Lahana
Birinci sınıftayken, o düz çizgileri hiç yapamazdım. Daha doğrusu yapmak istemezdim. Anneme, 'anne karnıma ağrılar giriyor, başım dönüyor' derdim. Annem inanmazdı bana. Birinci sınıftaki en büyük başarım, ilk matematik sorusunu çözmemdi. Hatırladığım kadarıyla birkaç elmayla, kiraz çizmişti öğretmenimiz tahtaya ve bunların toplamını sormuştu. Bu benim matematikteki ilk ve tek başarımdı. O günden sonra matematiğim hiç iyi olmadı ve bir türlü sevemedim matematiği.
İkinci sınıftayken bir test yapmışlardı. Soruda, 'okula ne için geliyoruz?' yazıyordu. Şıklarda da klasik, 'iyi bir eğitim almak için' gibi şeyler yazıyordu. Bir de, 'boş zamanlarımızı doldurmak için' yazan bir şık vardı. Ben, 'boş zamanlarımızı doldurmak için' olanı işaretlemiştim. Başka bir soruda da, 'okulda uyulması gereken kuralları' sormuşlardı. Bu soruyu da, 'trafik kuralları' diye cevaplamıştım. Sınıfın tamamı, 'iyi bir eğitim almak ve okul kuralları' gibi mantıklı olan şıkları işaretleyince, benim anlamsız cevaplarımı öğretmenimiz, veli toplantısında okumuştu. Bir de derslerde canım sıkıldığında, ders devam ederken ayağa kalkıp sınıfta dolaşmaya başlıyordum. Öğretmen bunu da söylemiş toplantıda. Olan anneme olmuştu. Sınıfın en rahatsız çocuğunun annesi diye anılmıştı bir süre.

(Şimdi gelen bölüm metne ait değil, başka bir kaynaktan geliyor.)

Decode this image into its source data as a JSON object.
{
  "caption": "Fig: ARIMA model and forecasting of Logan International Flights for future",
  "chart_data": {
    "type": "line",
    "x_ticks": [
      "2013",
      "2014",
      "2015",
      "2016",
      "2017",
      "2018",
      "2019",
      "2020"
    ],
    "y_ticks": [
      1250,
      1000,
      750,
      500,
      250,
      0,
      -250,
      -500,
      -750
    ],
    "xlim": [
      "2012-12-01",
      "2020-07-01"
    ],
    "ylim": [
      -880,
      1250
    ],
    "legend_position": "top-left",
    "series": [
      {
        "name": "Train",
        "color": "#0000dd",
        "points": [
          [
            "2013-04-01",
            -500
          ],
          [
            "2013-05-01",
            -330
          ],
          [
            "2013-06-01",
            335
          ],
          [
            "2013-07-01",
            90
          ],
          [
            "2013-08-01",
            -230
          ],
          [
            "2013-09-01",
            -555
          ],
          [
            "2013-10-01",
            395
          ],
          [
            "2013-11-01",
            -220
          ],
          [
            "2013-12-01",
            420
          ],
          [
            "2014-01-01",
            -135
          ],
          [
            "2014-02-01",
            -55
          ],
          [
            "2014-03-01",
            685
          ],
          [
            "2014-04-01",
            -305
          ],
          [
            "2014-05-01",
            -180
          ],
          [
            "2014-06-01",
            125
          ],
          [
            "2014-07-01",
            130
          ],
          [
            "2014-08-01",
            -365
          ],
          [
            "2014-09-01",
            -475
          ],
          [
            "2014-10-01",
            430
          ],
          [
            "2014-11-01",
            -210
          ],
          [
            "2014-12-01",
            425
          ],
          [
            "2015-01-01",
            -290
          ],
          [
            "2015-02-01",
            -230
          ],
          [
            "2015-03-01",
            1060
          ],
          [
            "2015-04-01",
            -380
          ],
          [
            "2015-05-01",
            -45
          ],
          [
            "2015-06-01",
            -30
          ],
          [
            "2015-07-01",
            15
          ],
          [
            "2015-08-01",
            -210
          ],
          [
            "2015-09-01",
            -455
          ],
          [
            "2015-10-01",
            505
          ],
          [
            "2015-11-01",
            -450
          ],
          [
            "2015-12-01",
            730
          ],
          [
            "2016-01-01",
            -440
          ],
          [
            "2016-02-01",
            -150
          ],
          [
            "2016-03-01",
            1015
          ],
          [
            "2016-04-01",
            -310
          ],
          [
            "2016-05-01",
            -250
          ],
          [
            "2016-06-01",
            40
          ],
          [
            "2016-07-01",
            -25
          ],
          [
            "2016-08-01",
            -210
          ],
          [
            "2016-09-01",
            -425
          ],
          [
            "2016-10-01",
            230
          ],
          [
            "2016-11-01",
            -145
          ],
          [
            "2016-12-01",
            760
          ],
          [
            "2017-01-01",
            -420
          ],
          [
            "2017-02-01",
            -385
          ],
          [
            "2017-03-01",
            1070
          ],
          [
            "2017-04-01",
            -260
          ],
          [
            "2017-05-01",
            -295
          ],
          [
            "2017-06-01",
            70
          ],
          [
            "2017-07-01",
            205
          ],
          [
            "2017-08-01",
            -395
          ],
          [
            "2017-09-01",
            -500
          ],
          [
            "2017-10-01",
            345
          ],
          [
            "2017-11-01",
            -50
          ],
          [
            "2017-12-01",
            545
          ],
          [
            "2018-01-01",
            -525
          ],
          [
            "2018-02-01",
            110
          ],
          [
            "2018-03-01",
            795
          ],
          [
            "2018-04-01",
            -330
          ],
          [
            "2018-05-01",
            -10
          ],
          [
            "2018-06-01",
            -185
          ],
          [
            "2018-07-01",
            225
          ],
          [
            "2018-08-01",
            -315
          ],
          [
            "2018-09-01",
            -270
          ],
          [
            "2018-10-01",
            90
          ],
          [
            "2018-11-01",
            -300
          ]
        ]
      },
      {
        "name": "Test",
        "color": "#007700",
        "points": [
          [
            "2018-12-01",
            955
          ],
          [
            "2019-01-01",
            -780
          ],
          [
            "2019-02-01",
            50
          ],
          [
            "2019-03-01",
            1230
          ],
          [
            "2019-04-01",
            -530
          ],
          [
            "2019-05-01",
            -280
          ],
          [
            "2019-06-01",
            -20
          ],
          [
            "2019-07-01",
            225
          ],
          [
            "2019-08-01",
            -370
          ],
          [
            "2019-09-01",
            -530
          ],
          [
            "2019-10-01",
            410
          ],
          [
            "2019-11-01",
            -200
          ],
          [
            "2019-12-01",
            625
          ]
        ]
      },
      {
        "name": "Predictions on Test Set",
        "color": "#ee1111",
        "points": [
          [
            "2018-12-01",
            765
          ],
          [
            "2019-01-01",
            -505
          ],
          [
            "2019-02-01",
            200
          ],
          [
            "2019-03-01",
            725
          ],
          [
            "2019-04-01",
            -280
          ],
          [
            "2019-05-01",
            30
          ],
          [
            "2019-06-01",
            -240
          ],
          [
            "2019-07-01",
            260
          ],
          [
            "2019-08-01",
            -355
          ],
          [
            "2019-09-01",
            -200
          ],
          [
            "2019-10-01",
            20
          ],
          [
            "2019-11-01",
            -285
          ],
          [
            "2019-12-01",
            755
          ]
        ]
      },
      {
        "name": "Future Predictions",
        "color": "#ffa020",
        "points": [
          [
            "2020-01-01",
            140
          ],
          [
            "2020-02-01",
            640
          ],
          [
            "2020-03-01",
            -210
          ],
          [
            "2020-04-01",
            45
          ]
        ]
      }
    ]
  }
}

Dördüncü sınıfa kadar hiç ödev yapmadım. Hep ablama yaptırıyordum. Sonra ablam üniversiteyi kazanıp, Balıkesir'e gitti. Ödevleri yapmadıkça, cetveli popoma popoma yedim. Baktım böyle olmayacak ödev yapmaya başladım.
Dördüncü sınıftan sonra patlama yaşadım. Beşinci sınıfta, okullar arası bilgi yarışmasına katılacak öğrencilerin belirlenmesi için her sınıftan altışar öğrenci alıp, deneme sınavı yaptılar. Deneme sınavında okul birincisi oldum. Fakat yarışmaya katılan üç kişilik asil takıma yedek öğrenci olarak aldılar beni. Sonrasında başka sınıflardan birinin öğretmeni, 'öğretmenin sana güvenmiyor, o yarışma sırasında kalkıp gider, o yüzden yedek kalsın diyor' dedi. Tam böyle hafiften okulu sevmeye başladığım sırada tekrardan soğudum. Galiba bu son soğuma biraz kalıcı oldu, o gün bugündür okulu pek de sevdiğim söylenemez.
'İyi de şimdi, sen bize niye bunları anlattın' diyebilirsiniz belki. Vize zamanı aklıma başka bir şey gelmedi, bari bunları anlatayım dedim. Belki haftaya devamını anlatırım, belki de anlatmam. Ama şimdi ders çalışmam gerekiyor. Görüşmek üzere. Engin.